Hoodin F, Brines B J, Lake A E, Wilson J, Saper J R
Head Pain Treatment Unit at Chelsea Community Hospital, Michigan, USA.
Headache. 2000 May;40(5):377-83. doi: 10.1046/j.1526-4610.2000.00057.x.
To evaluate prospectively the contribution of a psychological self-management program to the amelioration of headache-related distress of patients with intractable migraine treated in a comprehensive, multidisciplinary, inpatient program.
Previous research has shown the effectiveness of this overall inpatient program but did not examine the relationships between the use of relaxation and other headache-related behavioral factors.
Data from 221 admissions to a Commission on Accreditation of Rehabilitation Facilities-accredited, nationally recognized, inpatient treatment unit were analyzed for the current study. On admission and on discharge (average length of stay, 12.9 days), subjects completed a 7-day retrospective, self-report questionnaire assessing health behavior compliance and emotional factors. The intervention consisted of intensive medical therapy in addition to cognitive-behavioral treatment delivered in a group setting.

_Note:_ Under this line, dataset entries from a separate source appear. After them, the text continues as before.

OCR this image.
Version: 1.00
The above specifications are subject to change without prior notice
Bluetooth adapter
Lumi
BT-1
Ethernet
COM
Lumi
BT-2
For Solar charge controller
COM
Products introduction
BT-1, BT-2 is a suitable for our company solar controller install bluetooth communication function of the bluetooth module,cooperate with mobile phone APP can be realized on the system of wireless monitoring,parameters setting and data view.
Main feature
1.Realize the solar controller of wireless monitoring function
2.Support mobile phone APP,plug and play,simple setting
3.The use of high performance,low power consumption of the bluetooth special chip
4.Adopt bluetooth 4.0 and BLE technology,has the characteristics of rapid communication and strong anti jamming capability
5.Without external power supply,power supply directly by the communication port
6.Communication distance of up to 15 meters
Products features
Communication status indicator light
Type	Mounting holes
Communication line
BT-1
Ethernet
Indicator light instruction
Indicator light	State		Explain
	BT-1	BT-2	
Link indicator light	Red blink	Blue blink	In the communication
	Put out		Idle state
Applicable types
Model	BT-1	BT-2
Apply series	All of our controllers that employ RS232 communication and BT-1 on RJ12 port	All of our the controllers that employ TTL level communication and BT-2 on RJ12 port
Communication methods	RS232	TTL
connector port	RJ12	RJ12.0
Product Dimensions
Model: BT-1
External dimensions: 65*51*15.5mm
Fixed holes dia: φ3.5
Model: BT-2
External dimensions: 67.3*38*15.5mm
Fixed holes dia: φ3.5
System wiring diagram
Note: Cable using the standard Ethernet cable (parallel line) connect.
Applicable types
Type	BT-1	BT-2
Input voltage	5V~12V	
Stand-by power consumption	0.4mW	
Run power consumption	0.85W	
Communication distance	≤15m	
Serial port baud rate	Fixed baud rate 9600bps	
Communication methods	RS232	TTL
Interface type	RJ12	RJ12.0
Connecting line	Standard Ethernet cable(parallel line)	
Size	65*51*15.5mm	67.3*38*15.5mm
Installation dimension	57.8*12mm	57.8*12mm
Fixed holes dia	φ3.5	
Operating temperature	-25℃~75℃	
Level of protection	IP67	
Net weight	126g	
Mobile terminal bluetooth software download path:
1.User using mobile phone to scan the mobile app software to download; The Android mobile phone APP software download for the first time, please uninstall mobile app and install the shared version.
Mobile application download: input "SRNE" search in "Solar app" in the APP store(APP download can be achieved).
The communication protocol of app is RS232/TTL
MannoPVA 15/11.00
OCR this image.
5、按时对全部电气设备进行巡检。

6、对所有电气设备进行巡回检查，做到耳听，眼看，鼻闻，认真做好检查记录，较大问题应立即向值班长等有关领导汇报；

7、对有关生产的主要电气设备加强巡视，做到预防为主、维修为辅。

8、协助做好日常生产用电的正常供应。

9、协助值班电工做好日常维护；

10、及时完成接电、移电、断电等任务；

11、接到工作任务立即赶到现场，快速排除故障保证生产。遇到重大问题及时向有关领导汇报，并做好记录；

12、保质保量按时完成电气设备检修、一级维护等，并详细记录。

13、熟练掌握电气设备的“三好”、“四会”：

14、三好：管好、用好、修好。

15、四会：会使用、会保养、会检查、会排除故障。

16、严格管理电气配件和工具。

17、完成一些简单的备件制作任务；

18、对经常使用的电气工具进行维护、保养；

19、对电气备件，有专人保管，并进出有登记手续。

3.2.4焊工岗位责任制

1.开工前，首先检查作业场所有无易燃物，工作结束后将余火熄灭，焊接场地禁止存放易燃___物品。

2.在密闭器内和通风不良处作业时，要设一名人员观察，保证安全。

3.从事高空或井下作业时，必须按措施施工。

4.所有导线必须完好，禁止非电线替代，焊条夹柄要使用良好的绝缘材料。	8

Adherence increased significantly for relaxation practice and life-style modifications of diet, exercise, and sleep regulation for headache prevention (P<.00001). Beck Depression Inventory scores decreased significantly (P<.00001), and a greater decrease in depression by the end of the program was reported by subjects who practiced relaxation most compared with those who practiced relaxation least.

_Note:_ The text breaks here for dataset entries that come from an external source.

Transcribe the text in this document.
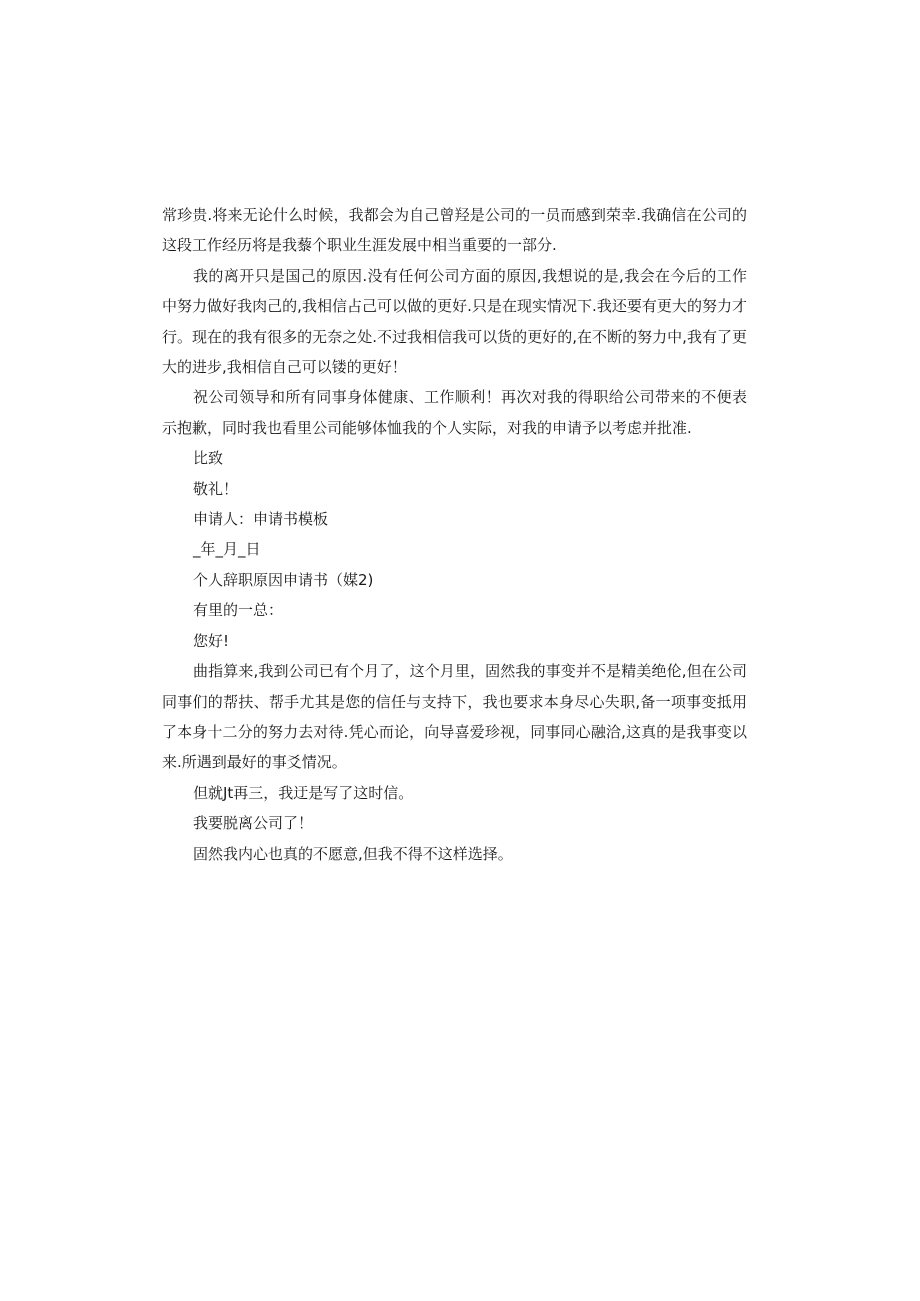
常珍贵.将来无论什么时候，我都会为自己曾羟是公司的一员而感到荣幸.我确信在公司的这段工作经历将是我藜个职业生涯发展中相当重要的一部分.

我的离开只是国己的原因.没有任何公司方面的原因,我想说的是,我会在今后的工作中努力做好我肉己的,我相信占己可以做的更好.只是在现实情况下.我还要有更大的努力才行。现在的我有很多的无奈之处.不过我相信我可以货的更好的,在不断的努力中,我有了更大的进步,我相信自己可以镂的更好！

祝公司领导和所有同事身体健康、工作顺利！再次对我的得职给公司带来的不便表示抱歉，同时我也看里公司能够体恤我的个人实际，对我的申请予以考虑并批准.

比致

敬礼！

申请人：申请书模板

_年_月_日

个人辞职原因申请书（媒2)

有里的一总：

您好!

曲指算来,我到公司已有个月了，这个月里，固然我的事变并不是精美绝伦,但在公司同事们的帮扶、帮手尤其是您的信任与支持下，我也要求本身尽心失职,备一项事变抵用了本身十二分的努力去对待.凭心而论，向导喜爱珍视，同事同心融洽,这真的是我事变以来.所遇到最好的事爻情况。

但就Jt再三，我迂是写了这时信。

我要脱离公司了！

固然我内心也真的不愿意,但我不得不这样选择。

Low baseline adherence rates for health behavior increased significantly during the final week of inpatient treatment. Behavioral self-management variables, not headache reduction, were significantly associated with patients' reduction in affective distress.
前瞻性评估一项心理自我管理计划对在综合、多学科住院项目中接受治疗的顽固性偏头痛患者头痛相关痛苦改善情况的贡献。

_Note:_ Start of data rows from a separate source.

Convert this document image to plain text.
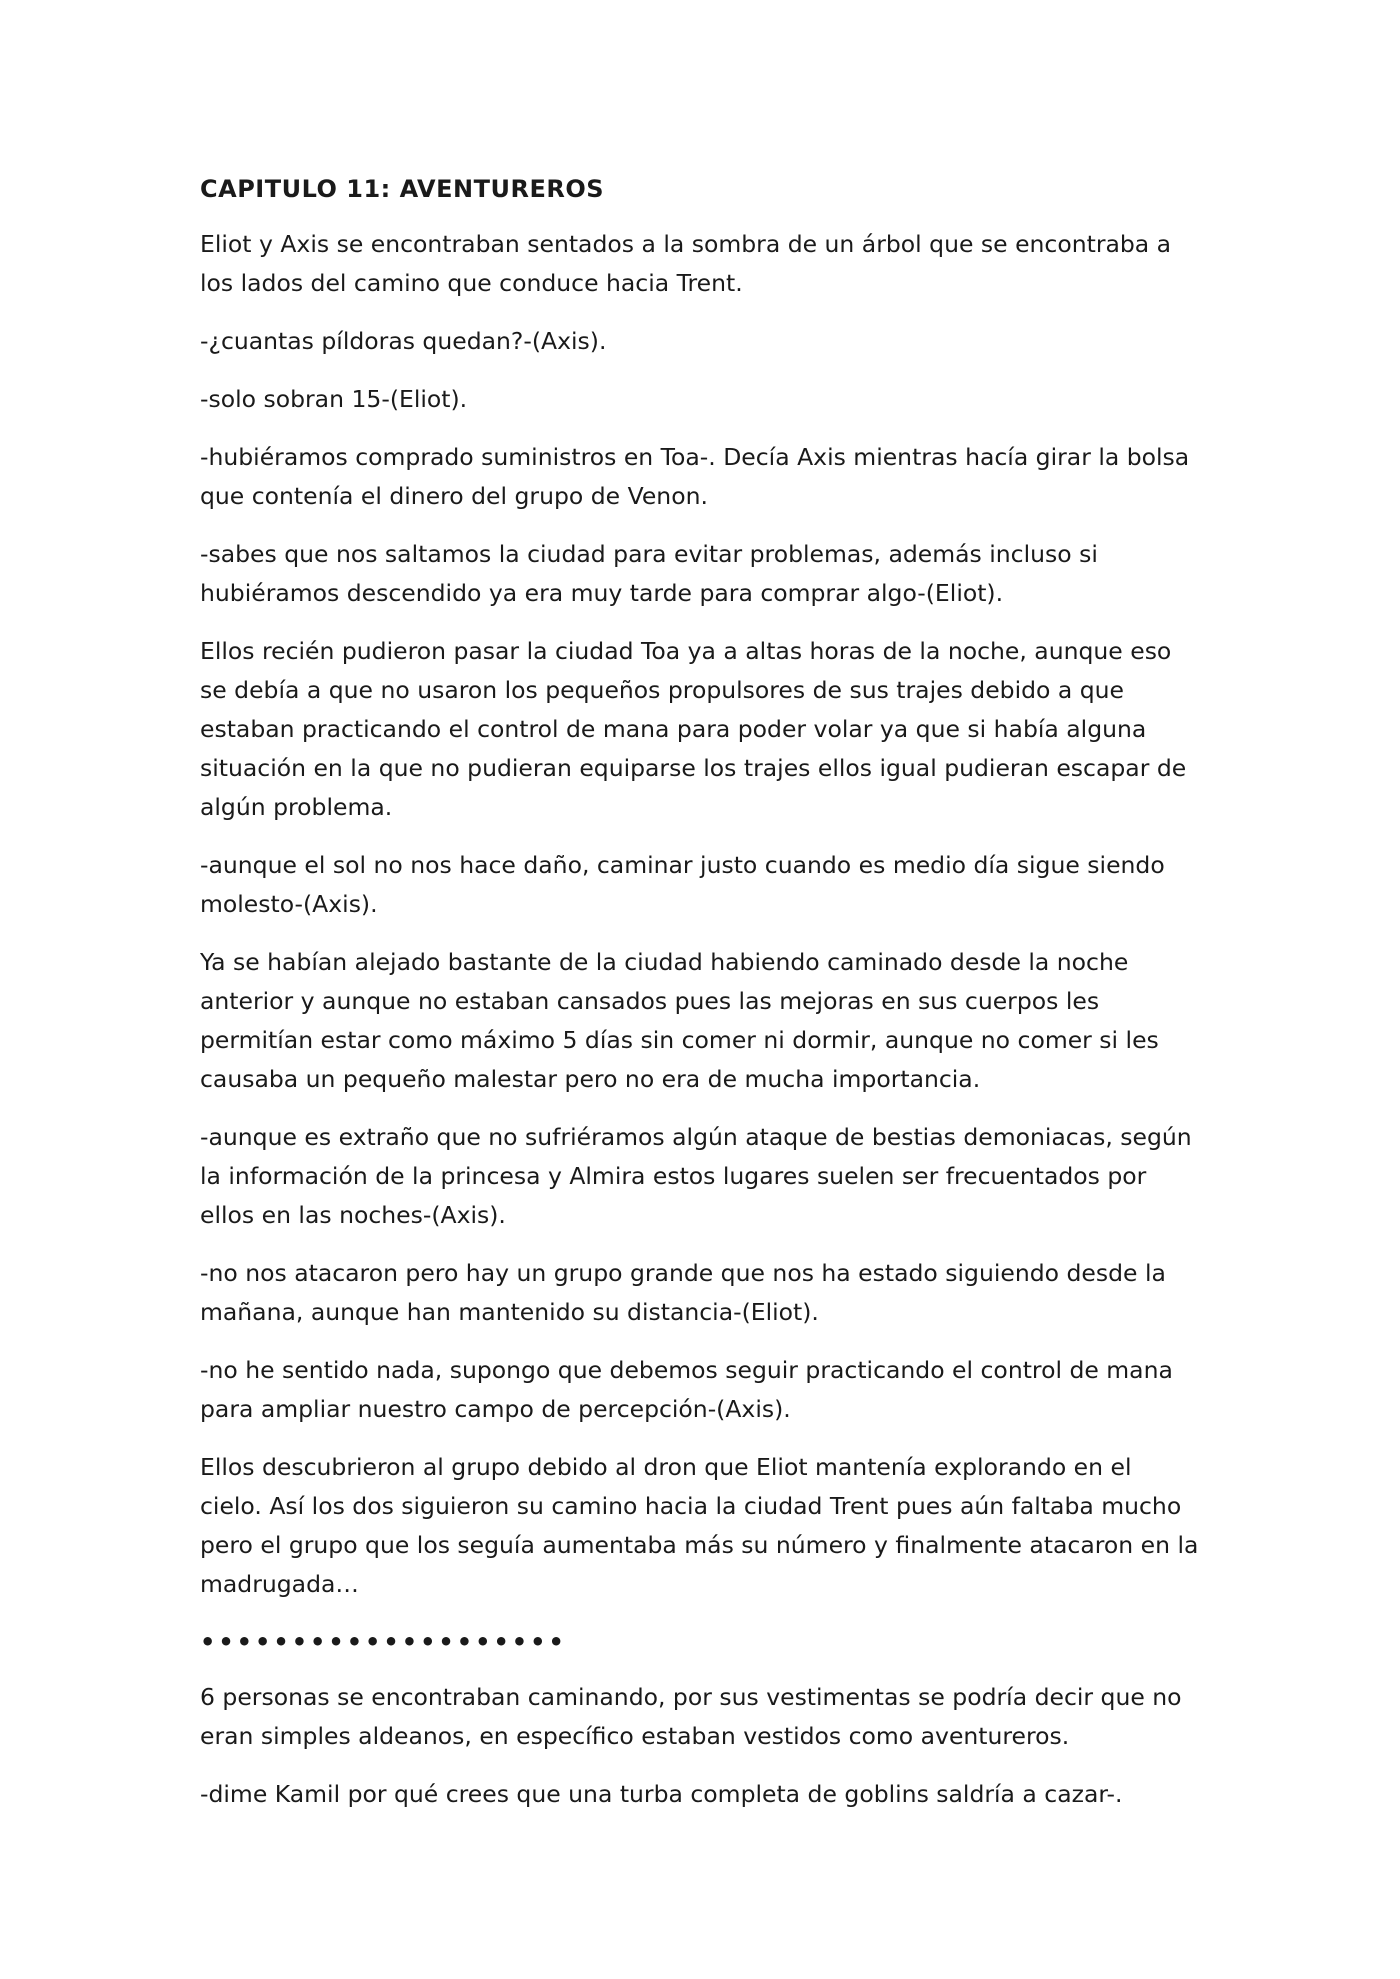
CAPITULO 11: AVENTUREROS

Eliot y Axis se encontraban sentados a la sombra de un árbol que se encontraba a los lados del camino que conduce hacia Trent.

-¿cuantas píldoras quedan?-(Axis).

-solo sobran 15-(Eliot).

-hubiéramos comprado suministros en Toa-. Decía Axis mientras hacía girar la bolsa que contenía el dinero del grupo de Venon.

-sabes que nos saltamos la ciudad para evitar problemas, además incluso si hubiéramos descendido ya era muy tarde para comprar algo-(Eliot).

Ellos recién pudieron pasar la ciudad Toa ya a altas horas de la noche, aunque eso se debía a que no usaron los pequeños propulsores de sus trajes debido a que estaban practicando el control de mana para poder volar ya que si había alguna situación en la que no pudieran equiparse los trajes ellos igual pudieran escapar de algún problema.

-aunque el sol no nos hace daño, caminar justo cuando es medio día sigue siendo molesto-(Axis).

Ya se habían alejado bastante de la ciudad habiendo caminado desde la noche anterior y aunque no estaban cansados pues las mejoras en sus cuerpos les permitían estar como máximo 5 días sin comer ni dormir, aunque no comer si les causaba un pequeño malestar pero no era de mucha importancia.

-aunque es extraño que no sufriéramos algún ataque de bestias demoniacas, según la información de la princesa y Almira estos lugares suelen ser frecuentados por ellos en las noches-(Axis).

-no nos atacaron pero hay un grupo grande que nos ha estado siguiendo desde la mañana, aunque han mantenido su distancia-(Eliot).

-no he sentido nada, supongo que debemos seguir practicando el control de mana para ampliar nuestro campo de percepción-(Axis).

Ellos descubrieron al grupo debido al dron que Eliot mantenía explorando en el cielo. Así los dos siguieron su camino hacia la ciudad Trent pues aún faltaba mucho pero el grupo que los seguía aumentaba más su número y finalmente atacaron en la madrugada…

••••••••••••••••••••

6 personas se encontraban caminando, por sus vestimentas se podría decir que no eran simples aldeanos, en específico estaban vestidos como aventureros.

-dime Kamil por qué crees que una turba completa de goblins saldría a cazar-.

先前的研究已表明该整体住院项目的有效性,但未考察放松的使用与其他头痛相关行为因素之间的关系。
对来自一家经康复设施认证委员会认证、全国认可的住院治疗单元的221例入院患者的数据进行分析,以开展本研究。在入院时和出院时(平均住院时长为12.9天),受试者完成一份为期7天的回顾性自我报告问卷,评估健康行为依从性和情绪因素。干预措施包括强化药物治疗以及在小组环境中进行的认知行为治疗。
在预防头痛方面,放松练习以及饮食、运动和睡眠调节的生活方式改变的依从性显著提高(P<0.00001)。贝克抑郁量表评分显著降低(P<0.00001),与放松练习最少的受试者相比,放松练习最多的受试者在项目结束时报告的抑郁程度下降幅度更大。
在住院治疗的最后一周,健康行为的低基线依从率显著提高。行为自我管理变量而非头痛减轻与患者情感痛苦的减轻显著相关。